Ninguém merecia e, particularmente, Barack Obama, que não conseguiu transferir seus votos para Hillary Clinton. Cairá inevitavelmente o “establishment” mundial fincado no livre mercado, livre iniciativa e participação do Estado nos programas positivos de ação social, como a integração de milhões de americanos a um plano abrangente de saúde. Em suma, com Obama vai pela enxurrada a perspectiva de americanos e de grande parte do mundo de viver sob um “Estado do bem estar social”.
Jamais um governo americano foi tão comprometido com os direitos individuais e sociais e com as liberdades, conjunto que se pode chamar de “bom direito” contemporâneo e que a maioria dos juristas firmam como corolário da já velha teoria da “função social da propriedade”. Todos têm direito a uma vida razoável e com felicidade em todo o orbe, tal como o declaram as Nações Unidas, mas para chegar a esse ponto ótimo de relações planetárias ainda há muito o que fazer. E não será com Donald Trump, Wladimir Putin, Bassar al-Assad e, talvez, com probabilidade, Marianne Le Pen. Esta regorjeou-se ao ver seu parceiro da extrema direita obtusa estilhaçar o “telhado de vidro” que sempre impediu extremistas de obter mais de 25% dos votos (precisamente o que ela tem atualmente na França) na sociedade mais poderosa do planeta.
Na guerra da Síria, certamente o problema mais intrincado para todos os governos ocidentais e especialmente para os EUA, tudo se iniciou sob o móvel de todos os conflitos do homem que desandam para os confrontos: a propriedade. O homem é o único animal que faz guerra e o faz em razão da propriedade. No restante do mundo animal, somente as formigas cortadeiras têm em comum essa propensão com o homem.
Em determinado ninho, acumulam grandes quantidades de alimentos; suas congêneres do ninho vizinho visam apropriar-se dele. Como não têm linguagem e não sabem expressar seu patrimonialismo como nacionalismo, o conflito, em geral, dura quatro ou cinco semanas.

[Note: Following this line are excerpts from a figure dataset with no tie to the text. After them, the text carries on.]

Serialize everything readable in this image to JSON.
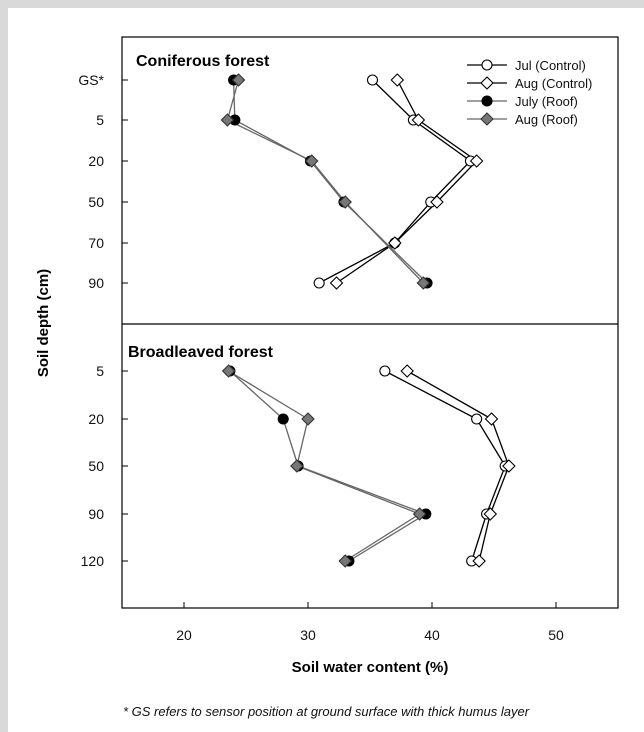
{
  "chart_data": {
    "type": "line",
    "orientation": "vertical-profile",
    "xlabel": "Soil water content (%)",
    "ylabel": "Soil depth (cm)",
    "xlim": [
      15,
      55
    ],
    "xticks": [
      20,
      30,
      40,
      50
    ],
    "footnote": "* GS refers to sensor position at ground surface with thick humus layer",
    "legend": {
      "placement": "top-right",
      "entries": [
        {
          "label": "Jul (Control)",
          "marker": "circle",
          "fill": "#ffffff",
          "line": "#000000"
        },
        {
          "label": "Aug (Control)",
          "marker": "diamond",
          "fill": "#ffffff",
          "line": "#000000"
        },
        {
          "label": "July (Roof)",
          "marker": "circle",
          "fill": "#000000",
          "line": "#666666"
        },
        {
          "label": "Aug (Roof)",
          "marker": "diamond",
          "fill": "#777777",
          "line": "#666666"
        }
      ]
    },
    "panels": [
      {
        "title": "Coniferous forest",
        "depths": [
          "GS*",
          "5",
          "20",
          "50",
          "70",
          "90"
        ],
        "series": [
          {
            "name": "Jul (Control)",
            "values": [
              35.2,
              38.5,
              43.1,
              39.9,
              37.0,
              30.9
            ]
          },
          {
            "name": "Aug (Control)",
            "values": [
              37.2,
              38.9,
              43.6,
              40.4,
              37.0,
              32.3
            ]
          },
          {
            "name": "July (Roof)",
            "values": [
              24.0,
              24.1,
              30.2,
              32.9,
              null,
              39.6
            ]
          },
          {
            "name": "Aug (Roof)",
            "values": [
              24.4,
              23.5,
              30.3,
              33.0,
              null,
              39.3
            ]
          }
        ]
      },
      {
        "title": "Broadleaved forest",
        "depths": [
          "5",
          "20",
          "50",
          "90",
          "120"
        ],
        "series": [
          {
            "name": "Jul (Control)",
            "values": [
              36.2,
              43.6,
              45.9,
              44.4,
              43.2
            ]
          },
          {
            "name": "Aug (Control)",
            "values": [
              38.0,
              44.8,
              46.2,
              44.7,
              43.8
            ]
          },
          {
            "name": "July (Roof)",
            "values": [
              23.7,
              28.0,
              29.2,
              39.5,
              33.3
            ]
          },
          {
            "name": "Aug (Roof)",
            "values": [
              23.6,
              30.0,
              29.1,
              39.0,
              33.0
            ]
          }
        ]
      }
    ]
  }
}
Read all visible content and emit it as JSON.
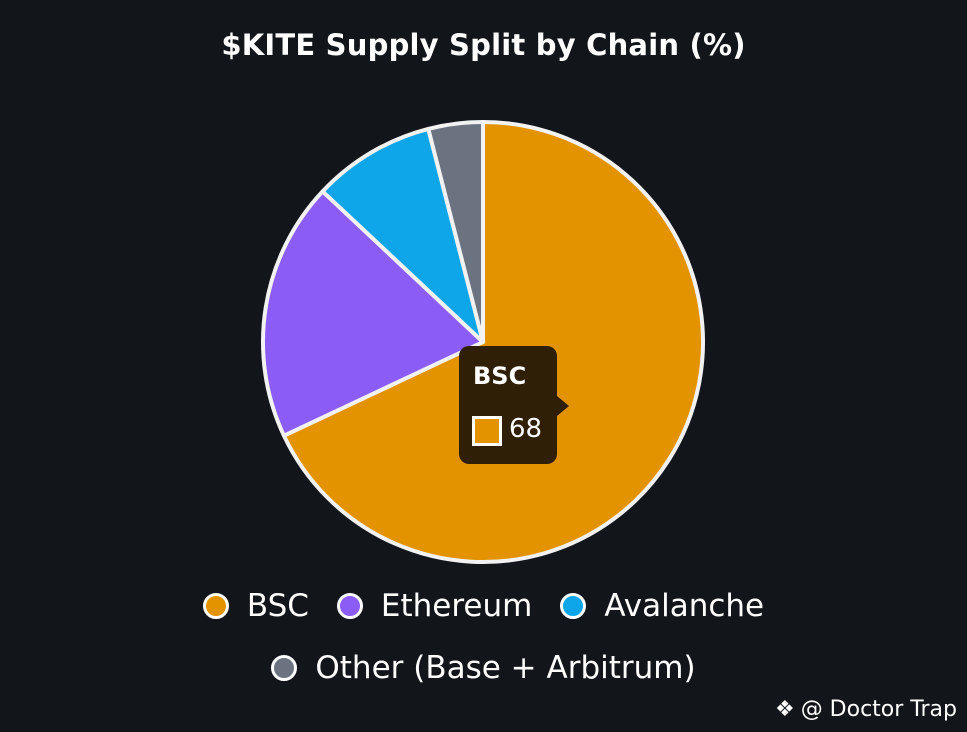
{
  "chart_data": {
    "type": "pie",
    "title": "$KITE Supply Split by Chain (%)",
    "categories": [
      "BSC",
      "Ethereum",
      "Avalanche",
      "Other (Base + Arbitrum)"
    ],
    "values": [
      68,
      19,
      9,
      4
    ],
    "colors": [
      "#e39300",
      "#8b5cf6",
      "#0ea5e9",
      "#6b7280"
    ],
    "legend_position": "bottom",
    "tooltip": {
      "label": "BSC",
      "value": "68"
    }
  },
  "watermark": {
    "text": "@ Doctor Trap",
    "logo_icon": "binance-logo-icon"
  }
}
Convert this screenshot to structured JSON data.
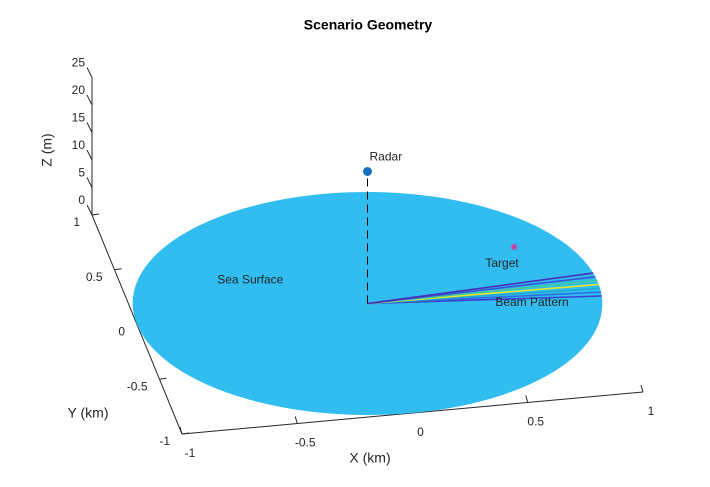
{
  "chart_data": {
    "type": "scene3d",
    "title": "Scenario Geometry",
    "xlabel": "X (km)",
    "ylabel": "Y (km)",
    "zlabel": "Z (m)",
    "xlim": [
      -1,
      1
    ],
    "xticks": [
      -1,
      -0.5,
      0,
      0.5,
      1
    ],
    "ylim": [
      -1,
      1
    ],
    "yticks": [
      -1,
      -0.5,
      0,
      0.5,
      1
    ],
    "zlim": [
      0,
      25
    ],
    "zticks": [
      0,
      5,
      10,
      15,
      20,
      25
    ],
    "surface": {
      "name": "Sea Surface",
      "radius": 1,
      "color": "#31bdf0"
    },
    "radar": {
      "name": "Radar",
      "x": 0,
      "y": 0,
      "z": 24,
      "color": "#1a6fbf"
    },
    "target": {
      "name": "Target",
      "x": 0.71,
      "y": 0.38,
      "z": 0,
      "color": "#e0309a"
    },
    "beam": {
      "name": "Beam Pattern",
      "radius": 1,
      "azimuths": [
        -7,
        -5,
        -3,
        -1,
        1,
        3,
        5
      ],
      "colors": [
        "#3b3fd0",
        "#2c6ee0",
        "#22a7d8",
        "#e6e62a",
        "#3fc9a0",
        "#3456d8",
        "#4a2fb8"
      ]
    }
  }
}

O novo governante americano prometeu apoio a Assad, ao ex-agente da KGB, Putin, que pretende restaurar a propriedade do antigo território soviético e à China, desatando os elos do ocidente garantidores do regime democrático e social. Sabe-se que a oposição Síria também não merece apoio, considerada sua infiltração pela Al Qaeda, pelo El, grupos de apoio a essas organizações e a uma horda de mercenários. No entanto, é imprescindível conter o conflito e restaurar a paz na Síria, cujo rompimento gerou mais de 250 mil mortos, a maioria civil, e a maior onda de imigração na Europa desde a segunda guerra mundial. A primeira das medidas ainda não adotada seria a restrição de seu espaço aéreo, tal como proposto por Hillary Clinton. Em 2011 ela, como Secretária de Estado, rejeitou essa solução peremptoriamente. Um erro crasso, que levou à zona de guerra ao “ponto zero”, em que nenhuma das forças é vencedora, o estado bélico se perpetua e todos os grupos insanos encontram o terreno propício para suas insanidades e espertezas, estas com o escoamento dos produtos da indústria armamentista.
A propriedade motivadora dos confrontos bélicos, essencialmente, se volta para os bens materiais; mas também se volta às crenças religiosas, ideológicas, a variados tipos de fé, que também são considerados como objetos de apropriação do homem, com exclusão dos demais, a exemplo de xiitas, sunitas e jihadistas. A guerra na Síria não é mais do que o ponto de concentração dessa natural inclinação humana, que não é necessária, porquanto a racionalidade e as instituições democráticas podem impedir que a propriedade provoque derramamentos de sangue. Nesse sentido agiu Barack Obama, que hoje verifica a possibilidade iminente de corrosão de todos os seus projetos de interesse dos americanos e da humanidade em geral. O mais sério retrocesso no processo civilizatório dos últimos tempos, juntamente com o Brexit e eventual vitória da extrema direita na França.
No mesmo passo, ameaça-se de colapso o acordo com o Irã sobre as armas nucleares, que não parecem preocupar o Sr. Donald; nem mesmo a Coreia do Norte.
Por razões internas e externas, Obama deve estar arrasado, ao ver os esforços de oito anos de política racional lançados ao lixo. A globalização e a União Europeia periclitam. E o mundo tem muitas razões para temer mais ainda por sua sobrevivência. Tudo em razão de uma eleição, no país mais importante do mundo, em que a vontade popular é expressa por um sistema anacrônico e obviamente inadequado.
Amadeu Roberto Garrido de Paula, advogado e membro da Academia Latino-Americana de Ciências Humanas.